Haste Thee, Nymph

[youtube]http://www.youtube.com/watch?v=4tnV6NunQgw[/youtube]A lovely sunny picnic yesterday, and snow today. All I can say is, come on, haste thee, nymph. I’m dying for spring.

So this ridiculously spring-y song is a classic summons to the season, with words taken from John Milton‘s 1645  lyric poem L’Allegro, an ode to the goddess Mirth, and set to music by Handel in the winter of 1740. (And here with dancing by the Mark Morris troupe.)

The best part of the song is the hahahahahaha laughing chorus. I’ve started a small collection of laughing songs, where the singer bursts out in fake, musical laughter. If I were a DJ I’d mix them into a ha-ha whole.

The best part of the poem is that it demonstrates a very early use of  ‘tripping the light fantastic,’ see below.

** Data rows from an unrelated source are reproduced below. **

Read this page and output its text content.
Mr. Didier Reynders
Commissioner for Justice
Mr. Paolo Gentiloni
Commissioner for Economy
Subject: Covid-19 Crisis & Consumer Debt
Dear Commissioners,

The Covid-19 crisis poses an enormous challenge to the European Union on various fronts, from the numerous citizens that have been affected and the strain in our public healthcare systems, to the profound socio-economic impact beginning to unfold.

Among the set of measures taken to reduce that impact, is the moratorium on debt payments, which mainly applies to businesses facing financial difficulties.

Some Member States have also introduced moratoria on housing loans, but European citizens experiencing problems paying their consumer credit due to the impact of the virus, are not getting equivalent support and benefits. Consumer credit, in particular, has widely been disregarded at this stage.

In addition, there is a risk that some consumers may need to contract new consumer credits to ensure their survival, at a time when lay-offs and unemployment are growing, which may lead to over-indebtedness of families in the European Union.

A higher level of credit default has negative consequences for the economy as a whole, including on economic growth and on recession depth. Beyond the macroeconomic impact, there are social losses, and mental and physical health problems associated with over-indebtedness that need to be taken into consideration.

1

Haste thee, nymph, and bring with thee

Jest and youthful jollity,

Quips and cranks, and wanton wiles,

Nods, and becks, and wreathed smiles

Such as hang on Hebe’s cheek,

And love to live in dimple sleek,

Sport, that wrinkled care derides,

And laughter, holding both his sides.

Come, and trip it, as you go,

On the light fantastic toe;

And in thy right hand lead with thee

The mountain-nymph, sweet Liberty;

And, if I give thee honour due,

Mirth, admit me of thy crew,

To live with her, and live with thee,

In unreproved pleasures free …

Botticelli's "Primavera" at the Uffizi Gallery.